4.11. Overall Study Design and Analytical Workflow
To systematically identify a prognostic gene signature for UCEC, we established an integrative analytical framework based on transcriptome-wide expression profiles from the TCGA-UCEC cohort (
Figure 1). Baseline clinicopathological characteristics of the analyzed patients are summarized in
Table S4. Normalized RNA-seq data were analyzed using a two-step screening strategy. First, stage-based differential expression analysis was performed to identify genes associated with disease progression by comparing early-stage and late-stage tumors. In parallel, survival-associated genes were identified using univariate Cox proportional hazards regression based on overall survival. Genes identified from both analyses were intersected to generate a set of candidate genes with combined biological relevance and prognostic potential. These candidates were further evaluated using univariate Cox regression, followed by LASSO Cox regression with 10-fold cross-validation to reduce overfitting. The optimal penalty parameter was selected based on cross-validation criteria, and the stability of gene coefficients across penalization paths was examined (
Figure S2). The resulting gene set was used to construct a multigene prognostic model, which was subsequently subjected to downstream validation, functional characterization, and robustness analyses as described below.
4.12. Statistical Analysis
All statistical analyses were conducted using R software (version 4.5.2). Two-sided p-values < 0.05 were considered statistically significant unless otherwise stated. Multiple testing corrections were applied where appropriate. Data visualization was performed using ggplot2 and related packages.

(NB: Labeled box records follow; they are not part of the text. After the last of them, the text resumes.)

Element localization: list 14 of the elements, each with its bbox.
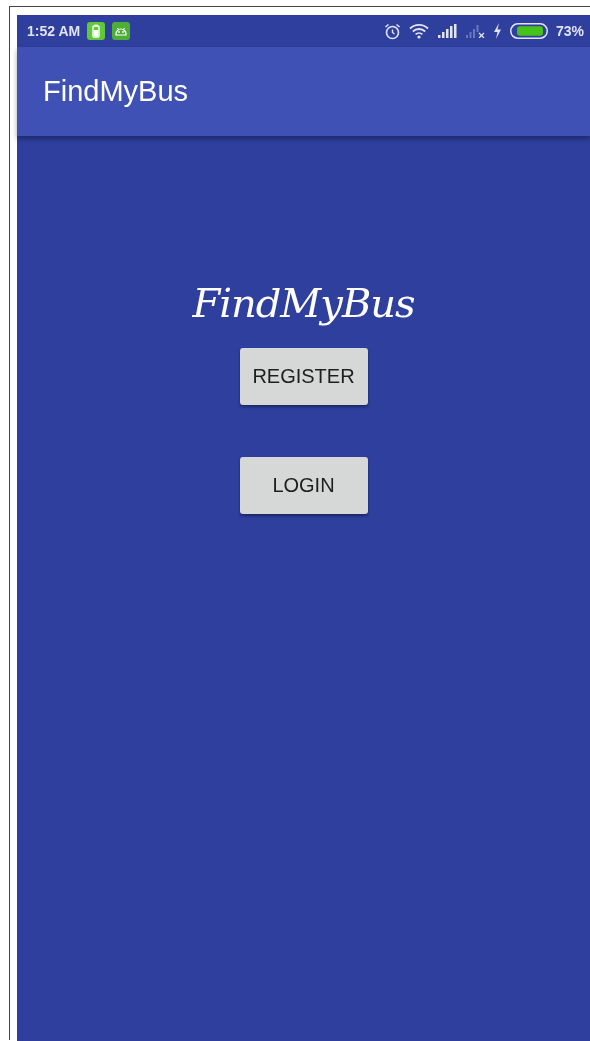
register-button[interactable]: REGISTER xyxy=(239,348,368,405)
no-signal-icon xyxy=(464,24,485,38)
battery-notification-icon xyxy=(87,22,106,40)
charging-icon xyxy=(492,23,502,39)
wifi-icon xyxy=(408,23,429,39)
battery-icon xyxy=(509,23,548,39)
battery-percent: 73% xyxy=(555,23,584,39)
alarm-icon xyxy=(383,22,401,40)
signal-icon xyxy=(436,24,457,38)
app-title: FindMyBus xyxy=(43,75,189,108)
android-notification-icon xyxy=(112,22,131,40)
status-time: 1:52 AM xyxy=(27,23,81,39)
login-button[interactable]: LOGIN xyxy=(239,457,368,514)
logo-text: FindMyBus xyxy=(192,280,415,326)
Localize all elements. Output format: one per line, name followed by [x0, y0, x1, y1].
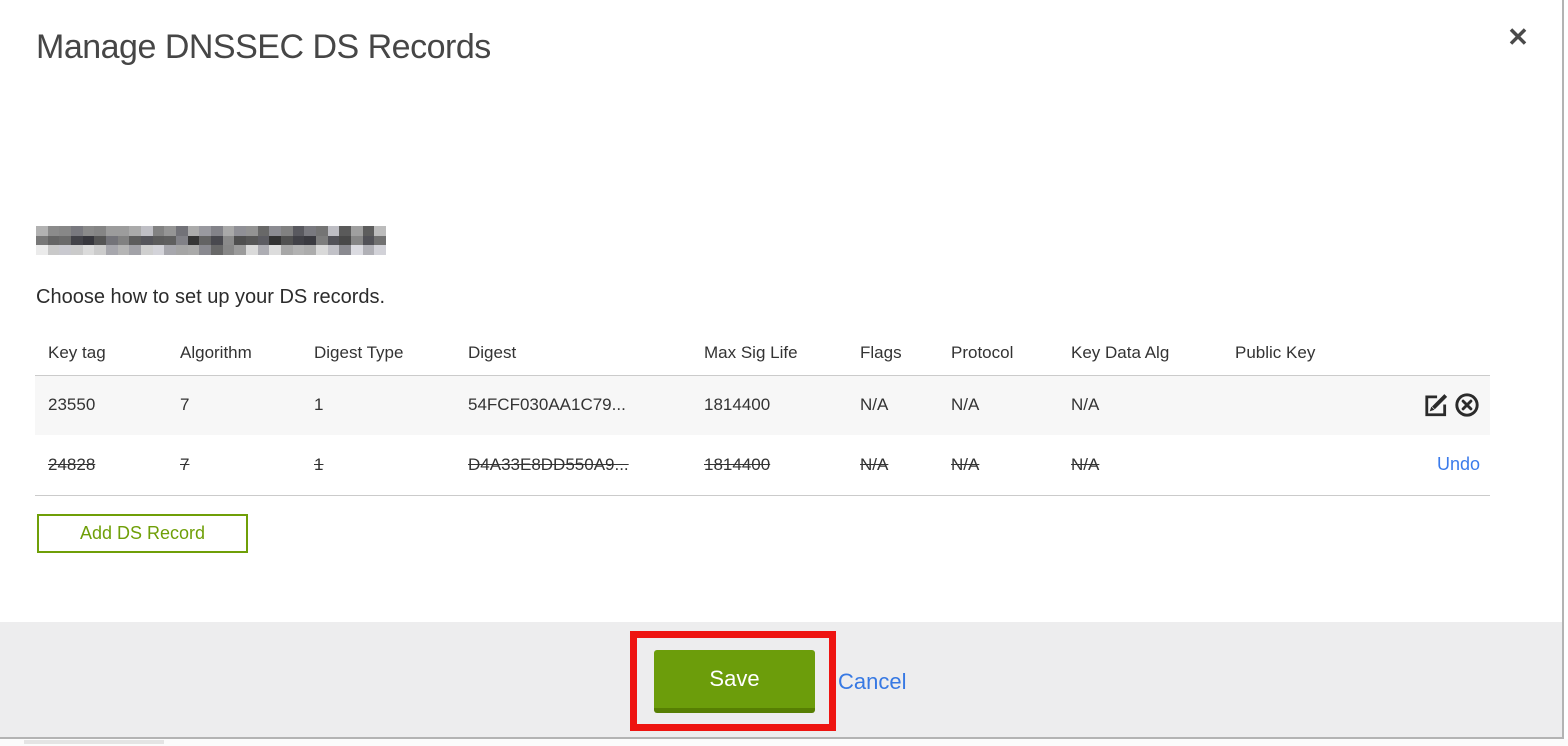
- row-actions: Undo: [1380, 435, 1490, 496]
- redacted-domain-name: [36, 226, 386, 255]
- edit-icon[interactable]: [1423, 392, 1449, 418]
- save-button[interactable]: Save: [654, 650, 815, 713]
- below-modal-fragment: [24, 740, 164, 744]
- cell-public-key: [1222, 435, 1380, 496]
- row-actions: [1380, 375, 1490, 435]
- add-ds-record-button[interactable]: Add DS Record: [37, 514, 248, 553]
- col-protocol: Protocol: [938, 332, 1058, 376]
- cell-key-data-alg: N/A: [1058, 375, 1222, 435]
- cell-max-sig-life: 1814400: [691, 435, 847, 496]
- col-flags: Flags: [847, 332, 938, 376]
- cell-protocol: N/A: [938, 435, 1058, 496]
- cell-max-sig-life: 1814400: [691, 375, 847, 435]
- close-icon[interactable]: ✕: [1501, 20, 1535, 54]
- cell-digest-type: 1: [301, 435, 455, 496]
- col-actions: [1380, 332, 1490, 376]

4.13. Use of AI-Assisted Tools
AI-assisted language models were used for language editing, clarity enhancement, and image optimization during manuscript preparation. Specifically, ChatGPT (OpenAI, GPT-5.5 version) was used to improve the grammar, coherence, and readability of the text. Additionally, AI-assisted image enhancement tools were employed to improve the visual clarity and resolution of the data plots to address formatting requirements. These tools did not contribute to the study design, raw data analysis, statistical modeling, or the interpretation of results. The authors confirm that the AI-assisted image optimization did not alter the underlying research data or the integrity of the original images.